No satisfecho con lo realizado hasta el momento, procedió a penetrarla por el ano, excitado más por la sangre que por el hermoso cuerpo, estaba a punto de eyacular dentro del cadáver muerto por su propia mano, pero en medio de sus propios pensamientos y los ruidos de afuera – gritos, maldiciones, lamentos- se escuchó el rugir una sirena, además de un rechinar mecánico y una voz diciendo: “Enrique, es hora de tu medicamento, ven por favor”.

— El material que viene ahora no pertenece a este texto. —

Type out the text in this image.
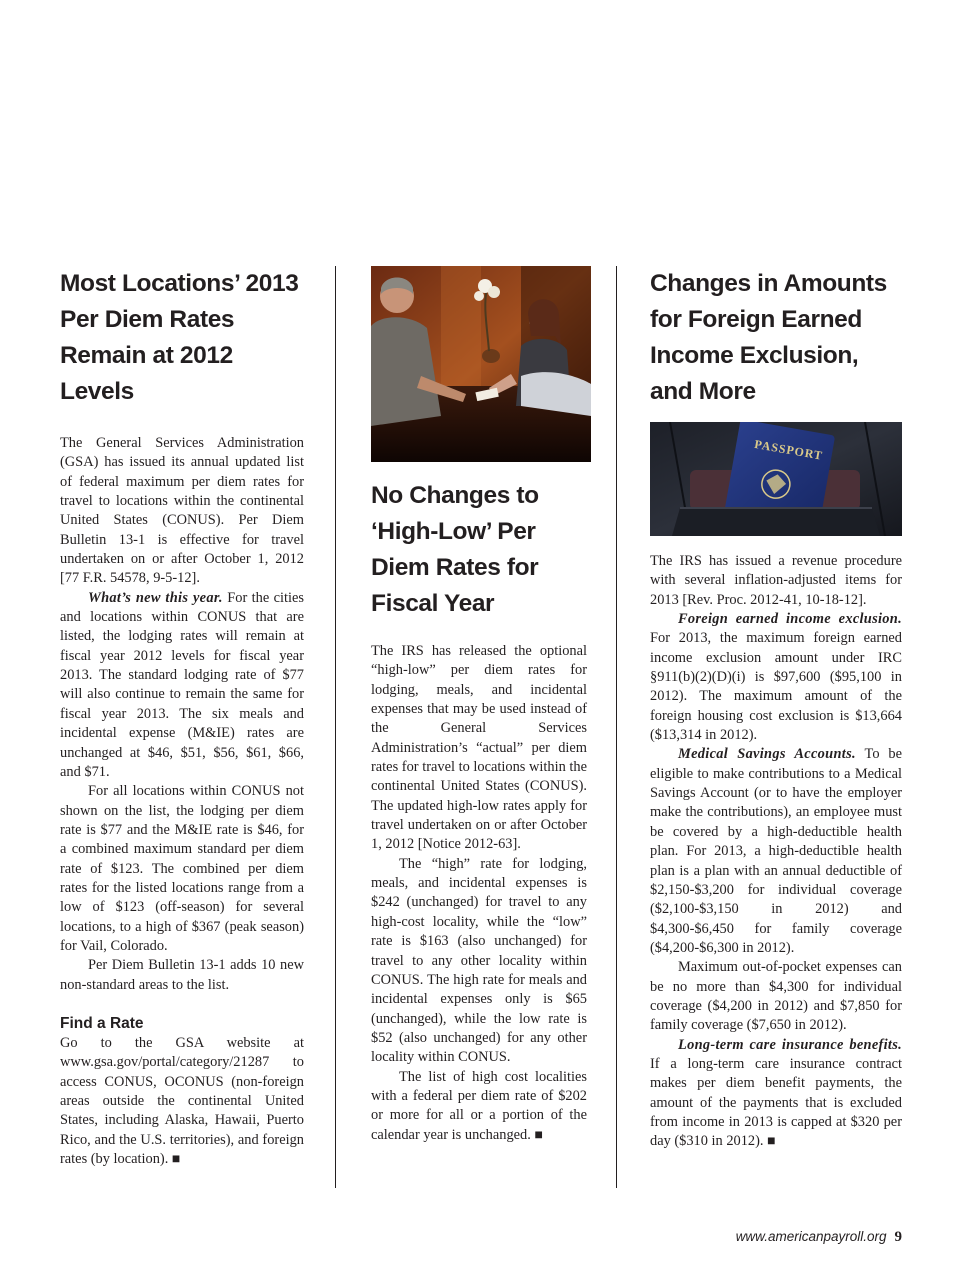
Most Locations’ 2013 Per Diem Rates Remain at 2012 Levels

The General Services Administration (GSA) has issued its annual updated list of federal maximum per diem rates for travel to locations within the continental United States (CONUS). Per Diem Bulletin 13-1 is effective for travel undertaken on or after October 1, 2012 [77 F.R. 54578, 9-5-12].

What’s new this year. For the cities and locations within CONUS that are listed, the lodging rates will remain at fiscal year 2012 levels for fiscal year 2013. The standard lodging rate of $77 will also continue to remain the same for fiscal year 2013. The six meals and incidental expense (M&IE) rates are unchanged at $46, $51, $56, $61, $66, and $71.

For all locations within CONUS not shown on the list, the lodging per diem rate is $77 and the M&IE rate is $46, for a combined maximum standard per diem rate of $123. The combined per diem rates for the listed locations range from a low of $123 (off-season) for several locations, to a high of $367 (peak season) for Vail, Colorado.

Per Diem Bulletin 13-1 adds 10 new non-standard areas to the list.

Find a Rate

Go to the GSA website at www.gsa.gov/portal/category/21287 to access CONUS, OCONUS (non-foreign areas outside the continental United States, including Alaska, Hawaii, Puerto Rico, and the U.S. territories), and foreign rates (by location). ■

No Changes to ‘High-Low’ Per Diem Rates for Fiscal Year

The IRS has released the optional “high-low” per diem rates for lodging, meals, and incidental expenses that may be used instead of the General Services Administration’s “actual” per diem rates for travel to locations within the continental United States (CONUS). The updated high-low rates apply for travel undertaken on or after October 1, 2012 [Notice 2012-63].

The “high” rate for lodging, meals, and incidental expenses is $242 (unchanged) for travel to any high-cost locality, while the “low” rate is $163 (also unchanged) for travel to any other locality within CONUS. The high rate for meals and incidental expenses only is $65 (unchanged), while the low rate is $52 (also unchanged) for any other locality within CONUS.

The list of high cost localities with a federal per diem rate of $202 or more for all or a portion of the calendar year is unchanged. ■

Changes in Amounts for Foreign Earned Income Exclusion, and More
PASSPORT

The IRS has issued a revenue procedure with several inflation-adjusted items for 2013 [Rev. Proc. 2012-41, 10-18-12].

Foreign earned income exclusion. For 2013, the maximum foreign earned income exclusion amount under IRC §911(b)(2)(D)(i) is $97,600 ($95,100 in 2012). The maximum amount of the foreign housing cost exclusion is $13,664 ($13,314 in 2012).

Medical Savings Accounts. To be eligible to make contributions to a Medical Savings Account (or to have the employer make the contributions), an employee must be covered by a high-deductible health plan. For 2013, a high-deductible health plan is a plan with an annual deductible of $2,150-$3,200 for individual coverage ($2,100-$3,150 in 2012) and $4,300-$6,450 for family coverage ($4,200-$6,300 in 2012).

Maximum out-of-pocket expenses can be no more than $4,300 for individual coverage ($4,200 in 2012) and $7,850 for family coverage ($7,650 in 2012).

Long-term care insurance benefits. If a long-term care insurance contract makes per diem benefit payments, the amount of the payments that is excluded from income in 2013 is capped at $320 per day ($310 in 2012). ■

www.americanpayroll.org 9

En actitud pasiva, asintió con la cabeza, abrió la boca, tragó el medicamento y al tomar la mano de Andrea dijo: “sabes Andrea, me recuerdas mucho a mi mamá”.
-Sí, ya me los haz dicho, también me has dicho que se llamaba como yo.
Al terminar de decir esto, ella ruborizada y en medio de una sonrisa, dio la vuelta y se alejó contoneando las caderas hasta desaparecer. Él agito el lápiz con furia sobre el papel, borrando lo que tal vez pudo haber sido la más bella declaración de amor: “te amo, mamá”.